E’ quanto affermato dagli esponenti di Rete Disarmo attivi nella campagna “Taglia le ali alle armi!” che dal 2009 chiede di dimenticarci dei cacciabombardieri F-35 e utilizzare le enormi risorse che dovrebbero servire per il loro acquisto verso investimenti più utili e sensati per la popolazione italiana.
Gli ultimi, ennesimi, problemi tecnici addirittura al motore che hanno costretto il Pentagono a sospendere precauzionalmente tutti i voli dimostrano ancora meglio come la scelta di proseguimento nella partecipazione italiana al Joint Strike Fighter si potrebbe rivelare ancora più problematica e dispendiosa di quanto già evidente anche solo con le previsioni iniziali di spesa e di impegno: “Va ricordato infatti – sottolinea Rete Disarmo – come le recenti stime indicano in circa 52 miliardi di euro il totale dei fondi che l’Italia arriverebbe a destinare all’F35 nel corso di tutto il loro ciclo di vita, con un costo iniziale di solo acquisto e sviluppo che arriva ai 14 miliardi di euro per i 90 esemplari previsti”.
La Campagna “Taglia le ali alle armi” ha anche dimostrato come siano inconsistenti i tanto sbandierati ritorni occupazionali ed industriali che dovrebbero giustificare la nostra partecipazione al circo JSF. In realtà sono le pressioni politiche ed economiche incrociate a pretendere questo tributo armato dalle casse pubbliche, come dimostrato dai continui rimandi ad una presunta indispensabilità del caccia non altrimenti argomentata e ai viaggi nei paesi partner sia del Segretario Usa alla Difesa sia di alti rappresentanti della Lockheed Martin, capocommessa del progetto.

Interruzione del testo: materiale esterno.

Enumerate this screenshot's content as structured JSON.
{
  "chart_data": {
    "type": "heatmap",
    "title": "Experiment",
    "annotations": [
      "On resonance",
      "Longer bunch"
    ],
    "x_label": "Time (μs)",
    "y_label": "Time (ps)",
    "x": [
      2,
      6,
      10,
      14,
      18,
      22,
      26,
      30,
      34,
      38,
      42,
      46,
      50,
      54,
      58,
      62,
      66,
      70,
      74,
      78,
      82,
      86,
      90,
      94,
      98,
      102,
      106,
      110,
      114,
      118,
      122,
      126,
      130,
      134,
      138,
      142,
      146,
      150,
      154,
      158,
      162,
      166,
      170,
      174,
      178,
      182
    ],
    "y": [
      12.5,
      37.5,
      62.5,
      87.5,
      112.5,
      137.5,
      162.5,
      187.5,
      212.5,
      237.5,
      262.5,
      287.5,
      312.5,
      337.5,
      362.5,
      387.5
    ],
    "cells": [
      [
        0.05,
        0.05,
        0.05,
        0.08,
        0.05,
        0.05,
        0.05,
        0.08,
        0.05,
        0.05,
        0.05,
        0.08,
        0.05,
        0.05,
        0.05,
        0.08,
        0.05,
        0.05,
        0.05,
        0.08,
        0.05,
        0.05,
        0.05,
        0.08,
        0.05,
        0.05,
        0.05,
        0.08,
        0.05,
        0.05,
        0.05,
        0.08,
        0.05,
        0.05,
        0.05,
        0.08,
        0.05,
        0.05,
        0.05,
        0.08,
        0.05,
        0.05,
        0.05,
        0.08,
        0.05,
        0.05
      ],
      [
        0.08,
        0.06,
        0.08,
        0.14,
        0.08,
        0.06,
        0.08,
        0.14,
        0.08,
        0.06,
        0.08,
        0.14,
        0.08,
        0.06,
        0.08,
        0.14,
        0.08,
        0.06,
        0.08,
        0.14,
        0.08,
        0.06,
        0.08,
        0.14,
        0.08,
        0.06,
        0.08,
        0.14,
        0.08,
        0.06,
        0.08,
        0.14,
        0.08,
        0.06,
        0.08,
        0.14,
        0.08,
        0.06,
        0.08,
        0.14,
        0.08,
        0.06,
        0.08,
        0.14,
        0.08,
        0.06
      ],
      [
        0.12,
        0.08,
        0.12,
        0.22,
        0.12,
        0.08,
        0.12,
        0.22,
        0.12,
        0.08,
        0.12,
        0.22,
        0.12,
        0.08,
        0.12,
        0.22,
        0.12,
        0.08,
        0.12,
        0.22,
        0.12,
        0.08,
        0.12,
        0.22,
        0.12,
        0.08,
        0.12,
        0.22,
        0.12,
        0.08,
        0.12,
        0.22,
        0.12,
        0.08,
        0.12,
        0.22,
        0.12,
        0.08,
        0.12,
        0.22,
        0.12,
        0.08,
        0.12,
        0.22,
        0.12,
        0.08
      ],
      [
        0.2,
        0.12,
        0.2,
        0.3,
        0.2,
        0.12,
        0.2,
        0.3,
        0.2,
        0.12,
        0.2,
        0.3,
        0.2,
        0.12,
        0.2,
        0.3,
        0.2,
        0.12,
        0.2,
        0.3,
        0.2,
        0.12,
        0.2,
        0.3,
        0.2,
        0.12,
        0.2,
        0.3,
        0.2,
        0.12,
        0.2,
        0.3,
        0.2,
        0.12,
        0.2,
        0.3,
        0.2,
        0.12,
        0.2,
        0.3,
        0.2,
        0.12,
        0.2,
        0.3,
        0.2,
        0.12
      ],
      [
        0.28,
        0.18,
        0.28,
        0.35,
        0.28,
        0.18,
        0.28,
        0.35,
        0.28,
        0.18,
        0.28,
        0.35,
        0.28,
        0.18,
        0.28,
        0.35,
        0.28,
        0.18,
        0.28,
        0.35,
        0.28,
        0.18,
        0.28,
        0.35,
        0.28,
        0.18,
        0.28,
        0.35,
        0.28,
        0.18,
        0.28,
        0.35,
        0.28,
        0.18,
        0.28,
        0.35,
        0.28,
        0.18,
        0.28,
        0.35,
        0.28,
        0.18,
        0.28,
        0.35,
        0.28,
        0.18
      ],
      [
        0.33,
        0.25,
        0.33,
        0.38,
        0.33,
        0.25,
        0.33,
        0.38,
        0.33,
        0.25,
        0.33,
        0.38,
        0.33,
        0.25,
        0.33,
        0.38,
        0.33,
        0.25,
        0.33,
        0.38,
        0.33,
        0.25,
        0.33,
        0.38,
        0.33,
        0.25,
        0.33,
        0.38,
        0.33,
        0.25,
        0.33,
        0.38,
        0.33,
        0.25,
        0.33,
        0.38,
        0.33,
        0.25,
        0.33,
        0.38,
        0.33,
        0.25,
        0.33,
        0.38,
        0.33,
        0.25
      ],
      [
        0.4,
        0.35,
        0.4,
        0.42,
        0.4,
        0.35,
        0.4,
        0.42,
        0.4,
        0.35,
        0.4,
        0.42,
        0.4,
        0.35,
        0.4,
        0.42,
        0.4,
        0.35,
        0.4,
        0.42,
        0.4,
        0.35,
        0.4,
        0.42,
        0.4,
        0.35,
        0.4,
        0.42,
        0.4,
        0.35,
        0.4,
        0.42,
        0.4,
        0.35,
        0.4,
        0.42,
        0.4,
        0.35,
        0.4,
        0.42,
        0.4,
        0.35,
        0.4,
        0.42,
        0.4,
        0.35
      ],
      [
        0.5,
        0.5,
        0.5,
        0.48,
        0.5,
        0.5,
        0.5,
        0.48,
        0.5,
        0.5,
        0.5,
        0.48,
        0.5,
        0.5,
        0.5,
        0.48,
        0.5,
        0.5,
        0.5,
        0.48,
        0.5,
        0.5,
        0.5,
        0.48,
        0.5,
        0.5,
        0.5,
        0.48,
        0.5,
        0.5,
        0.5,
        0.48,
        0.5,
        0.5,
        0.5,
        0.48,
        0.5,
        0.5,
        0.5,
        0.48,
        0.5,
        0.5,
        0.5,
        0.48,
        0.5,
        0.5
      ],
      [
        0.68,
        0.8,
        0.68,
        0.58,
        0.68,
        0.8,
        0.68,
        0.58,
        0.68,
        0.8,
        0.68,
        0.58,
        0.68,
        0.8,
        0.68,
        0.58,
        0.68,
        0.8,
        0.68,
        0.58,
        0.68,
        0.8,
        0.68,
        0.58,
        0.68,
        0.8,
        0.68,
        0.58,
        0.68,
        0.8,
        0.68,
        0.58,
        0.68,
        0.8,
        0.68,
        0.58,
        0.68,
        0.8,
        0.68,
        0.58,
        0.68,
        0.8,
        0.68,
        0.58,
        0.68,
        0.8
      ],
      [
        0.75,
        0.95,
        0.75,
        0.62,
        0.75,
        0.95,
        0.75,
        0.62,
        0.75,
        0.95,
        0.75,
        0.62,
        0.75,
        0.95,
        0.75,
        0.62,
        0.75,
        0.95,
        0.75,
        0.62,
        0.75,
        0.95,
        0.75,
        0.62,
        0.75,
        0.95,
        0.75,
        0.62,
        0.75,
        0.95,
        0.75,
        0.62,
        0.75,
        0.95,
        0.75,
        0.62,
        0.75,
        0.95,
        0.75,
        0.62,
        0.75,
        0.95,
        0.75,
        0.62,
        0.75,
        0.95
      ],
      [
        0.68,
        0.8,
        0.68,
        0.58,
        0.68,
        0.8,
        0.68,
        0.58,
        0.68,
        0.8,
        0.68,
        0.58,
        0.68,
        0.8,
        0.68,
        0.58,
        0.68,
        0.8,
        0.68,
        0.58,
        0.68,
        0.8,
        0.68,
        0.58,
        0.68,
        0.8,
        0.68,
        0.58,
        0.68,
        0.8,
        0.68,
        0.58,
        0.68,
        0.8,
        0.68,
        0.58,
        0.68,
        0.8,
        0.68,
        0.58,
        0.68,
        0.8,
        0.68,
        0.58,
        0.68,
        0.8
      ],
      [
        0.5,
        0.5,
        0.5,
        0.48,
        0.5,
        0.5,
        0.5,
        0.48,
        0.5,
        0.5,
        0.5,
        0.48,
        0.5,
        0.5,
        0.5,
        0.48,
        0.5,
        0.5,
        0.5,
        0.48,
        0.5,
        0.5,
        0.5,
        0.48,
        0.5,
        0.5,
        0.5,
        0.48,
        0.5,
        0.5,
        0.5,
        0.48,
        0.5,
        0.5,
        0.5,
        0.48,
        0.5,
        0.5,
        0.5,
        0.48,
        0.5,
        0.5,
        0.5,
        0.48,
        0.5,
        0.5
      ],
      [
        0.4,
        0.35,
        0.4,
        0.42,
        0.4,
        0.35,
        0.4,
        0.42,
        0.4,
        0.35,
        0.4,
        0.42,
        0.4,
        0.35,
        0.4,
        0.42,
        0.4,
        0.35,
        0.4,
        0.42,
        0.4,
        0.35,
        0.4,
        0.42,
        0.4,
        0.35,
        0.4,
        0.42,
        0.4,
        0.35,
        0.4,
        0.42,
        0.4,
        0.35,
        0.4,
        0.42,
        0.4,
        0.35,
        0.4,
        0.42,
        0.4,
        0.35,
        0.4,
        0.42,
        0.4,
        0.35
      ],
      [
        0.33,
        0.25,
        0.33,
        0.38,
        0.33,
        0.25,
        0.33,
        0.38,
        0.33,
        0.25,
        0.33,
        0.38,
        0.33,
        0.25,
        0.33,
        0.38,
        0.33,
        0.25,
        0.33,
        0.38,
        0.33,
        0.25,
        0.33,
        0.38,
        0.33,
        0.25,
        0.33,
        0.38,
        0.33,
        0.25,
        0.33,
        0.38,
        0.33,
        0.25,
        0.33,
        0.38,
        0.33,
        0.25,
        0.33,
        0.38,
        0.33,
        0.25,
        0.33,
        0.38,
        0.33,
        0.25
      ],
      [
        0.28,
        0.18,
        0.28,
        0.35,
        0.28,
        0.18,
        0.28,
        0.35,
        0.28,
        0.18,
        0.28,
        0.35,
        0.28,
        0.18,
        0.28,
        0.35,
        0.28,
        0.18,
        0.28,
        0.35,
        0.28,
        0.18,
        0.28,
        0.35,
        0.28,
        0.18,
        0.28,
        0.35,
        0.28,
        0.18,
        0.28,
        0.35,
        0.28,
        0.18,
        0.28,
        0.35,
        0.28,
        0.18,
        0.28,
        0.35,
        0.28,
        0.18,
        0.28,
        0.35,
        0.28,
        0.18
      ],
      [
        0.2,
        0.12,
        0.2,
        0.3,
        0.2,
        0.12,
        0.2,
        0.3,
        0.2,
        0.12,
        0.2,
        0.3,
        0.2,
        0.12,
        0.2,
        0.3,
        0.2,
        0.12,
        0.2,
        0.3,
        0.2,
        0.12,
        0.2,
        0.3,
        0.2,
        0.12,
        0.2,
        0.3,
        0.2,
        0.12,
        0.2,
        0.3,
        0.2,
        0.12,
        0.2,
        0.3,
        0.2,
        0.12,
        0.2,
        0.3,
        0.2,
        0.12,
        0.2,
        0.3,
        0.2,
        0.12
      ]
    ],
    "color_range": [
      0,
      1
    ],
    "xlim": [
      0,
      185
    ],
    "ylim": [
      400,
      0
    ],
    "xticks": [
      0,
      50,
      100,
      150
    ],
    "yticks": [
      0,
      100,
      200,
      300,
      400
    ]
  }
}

“Pressioni e richiami che continuano anche quando il silenzio sarebbe d’oro. Come è infatti possibile che il Ministro-Ammiraglio Di Paola ad un giorno dalle elezioni che vedranno il termine del suo cammino di ministro “tecnico” della Difesa continui a dichiarare con sicurezza che l’Italia non ripenserà ulteriormente la sua presenza nel programma? Come può, tra l’altro a margine di incontri Nato, esserne così sicuro? Cosa c’è dietro, che tipo di accordi o di pressioni opachi?”